Umwelt

Nach nächtlichem Deponiebrand: Linke kritisiert Betreiber

Sonntag kurz nach 4 Uhr meldete ein Herner Bürger den Brand auf der Zentraldeponie Emscherbruch bei der Feuerwehr.

Sonntag kurz nach 4 Uhr meldete ein Herner Bürger den Brand auf der Zentraldeponie Emscherbruch bei der Feuerwehr.

Foto: Feuerwehr

herne.   Die Linkspartei stelllt nach dem Brand auf der Deponie Emscherbruch Brand- und Sicherheitskonzept in Frage. Der Betreiber weist dies zurück.

Ein Herner Bürger hatte Sonntag kurz nach 4 Uhr Alarm geschlagen: „Feuerschein und Rauchentwicklung auf der Zentraldeponie Emscherbruch in Gelsenkirchen“, so die Meldung an die Feuerwehr. Der Brand wurde umgehend gelöscht, doch vom Tisch ist der Vorfall damit nicht. Die Herner Linke-Umweltpolitikerin Klaudia Scholz kritisiert, dass ein Bürger und nicht der Deponiebetreiber AGR das Feuer entdeckt und gemeldet habe. Die AGR will das nicht stehen lassen.

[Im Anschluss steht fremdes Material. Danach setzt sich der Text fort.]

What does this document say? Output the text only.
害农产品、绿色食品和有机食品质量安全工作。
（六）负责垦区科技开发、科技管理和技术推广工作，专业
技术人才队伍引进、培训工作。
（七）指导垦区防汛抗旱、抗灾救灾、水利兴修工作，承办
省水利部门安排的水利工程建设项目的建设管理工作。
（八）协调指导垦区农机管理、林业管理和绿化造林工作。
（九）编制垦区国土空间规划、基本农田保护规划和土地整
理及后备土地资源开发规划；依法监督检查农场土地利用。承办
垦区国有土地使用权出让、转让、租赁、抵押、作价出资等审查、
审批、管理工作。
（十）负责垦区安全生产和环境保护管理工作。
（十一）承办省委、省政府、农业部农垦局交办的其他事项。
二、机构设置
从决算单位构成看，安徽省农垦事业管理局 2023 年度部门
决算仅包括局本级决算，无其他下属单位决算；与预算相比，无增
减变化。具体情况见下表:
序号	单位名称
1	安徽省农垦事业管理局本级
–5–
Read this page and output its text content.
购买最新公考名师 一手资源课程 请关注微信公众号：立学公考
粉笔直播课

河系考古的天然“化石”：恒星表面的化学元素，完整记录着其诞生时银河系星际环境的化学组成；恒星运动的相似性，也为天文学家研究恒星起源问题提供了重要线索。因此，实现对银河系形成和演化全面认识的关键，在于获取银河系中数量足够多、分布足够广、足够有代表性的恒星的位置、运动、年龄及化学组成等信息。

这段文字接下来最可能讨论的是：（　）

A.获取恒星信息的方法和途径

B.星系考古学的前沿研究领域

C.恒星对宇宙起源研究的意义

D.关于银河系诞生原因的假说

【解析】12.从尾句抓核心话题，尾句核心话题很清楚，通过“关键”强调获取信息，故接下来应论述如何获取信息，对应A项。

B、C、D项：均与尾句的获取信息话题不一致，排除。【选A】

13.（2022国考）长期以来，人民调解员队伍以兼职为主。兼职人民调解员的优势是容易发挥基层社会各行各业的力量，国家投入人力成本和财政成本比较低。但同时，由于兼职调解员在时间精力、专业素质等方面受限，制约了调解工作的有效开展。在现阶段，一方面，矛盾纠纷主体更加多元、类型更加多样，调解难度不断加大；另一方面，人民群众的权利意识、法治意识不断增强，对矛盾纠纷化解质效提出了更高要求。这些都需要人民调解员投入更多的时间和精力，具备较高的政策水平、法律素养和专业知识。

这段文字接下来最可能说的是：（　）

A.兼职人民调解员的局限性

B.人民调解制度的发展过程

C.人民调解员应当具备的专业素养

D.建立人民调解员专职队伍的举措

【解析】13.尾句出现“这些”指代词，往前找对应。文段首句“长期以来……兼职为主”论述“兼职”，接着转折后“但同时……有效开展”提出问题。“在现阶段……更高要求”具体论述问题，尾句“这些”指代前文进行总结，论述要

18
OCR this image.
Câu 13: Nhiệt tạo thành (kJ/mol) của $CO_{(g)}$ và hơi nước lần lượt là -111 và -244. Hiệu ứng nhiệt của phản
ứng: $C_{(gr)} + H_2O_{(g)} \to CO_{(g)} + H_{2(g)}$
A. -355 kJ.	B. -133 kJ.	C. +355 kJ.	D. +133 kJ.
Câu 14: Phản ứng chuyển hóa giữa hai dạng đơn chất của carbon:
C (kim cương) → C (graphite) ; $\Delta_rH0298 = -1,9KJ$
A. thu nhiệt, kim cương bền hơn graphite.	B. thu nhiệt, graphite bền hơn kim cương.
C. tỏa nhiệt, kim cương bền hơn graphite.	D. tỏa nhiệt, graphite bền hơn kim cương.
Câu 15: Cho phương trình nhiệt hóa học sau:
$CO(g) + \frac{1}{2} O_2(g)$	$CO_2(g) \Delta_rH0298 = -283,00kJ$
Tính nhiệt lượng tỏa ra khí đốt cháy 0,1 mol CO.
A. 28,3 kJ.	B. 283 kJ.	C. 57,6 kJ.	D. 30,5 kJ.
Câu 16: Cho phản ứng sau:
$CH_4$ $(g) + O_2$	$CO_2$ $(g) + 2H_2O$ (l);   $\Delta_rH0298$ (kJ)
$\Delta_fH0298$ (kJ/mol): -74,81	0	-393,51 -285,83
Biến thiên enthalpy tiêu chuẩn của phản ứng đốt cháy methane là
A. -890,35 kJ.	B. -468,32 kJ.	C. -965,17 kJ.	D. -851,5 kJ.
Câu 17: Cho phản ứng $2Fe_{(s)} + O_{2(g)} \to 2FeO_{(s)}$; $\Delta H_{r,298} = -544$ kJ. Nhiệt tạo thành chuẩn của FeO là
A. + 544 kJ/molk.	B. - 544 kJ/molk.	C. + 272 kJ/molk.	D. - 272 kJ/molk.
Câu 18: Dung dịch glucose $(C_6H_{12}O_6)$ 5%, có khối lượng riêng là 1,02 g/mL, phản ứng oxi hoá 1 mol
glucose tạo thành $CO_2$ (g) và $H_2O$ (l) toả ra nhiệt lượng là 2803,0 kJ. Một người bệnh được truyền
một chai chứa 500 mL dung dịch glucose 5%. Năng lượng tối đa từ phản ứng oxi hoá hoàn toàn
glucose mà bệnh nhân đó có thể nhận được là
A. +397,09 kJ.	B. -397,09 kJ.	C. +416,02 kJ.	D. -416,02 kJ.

Es gebe für solche Fälle ein Brandschutzkonzept, eine Rufbereitschaft und einen Alarmplan, erklärt AGR-Sprecher Jürgen Fröhlich auf Anfrage der WAZ. Kurz nach der Alarmierung durch den Bürger sei der offenbar durch Selbstentzündung des Materials Brand vom Wachpersonal gleichzeitig mit Eintreffen der Feuerwehr um 4.19 Uhr erkannt worden. „Der Wachdienst fährt ständige Runden über den gesamten Standort.“ Aufgrund der Ausdehnung - die Fahrstrecke jeder Runde betrage circa 7,5 Kilometer - könne er nicht zu jeder Zeit jeden Bereich im Blick haben. Im Einzelfall könne es deshalb zu Verzögerungen kommen.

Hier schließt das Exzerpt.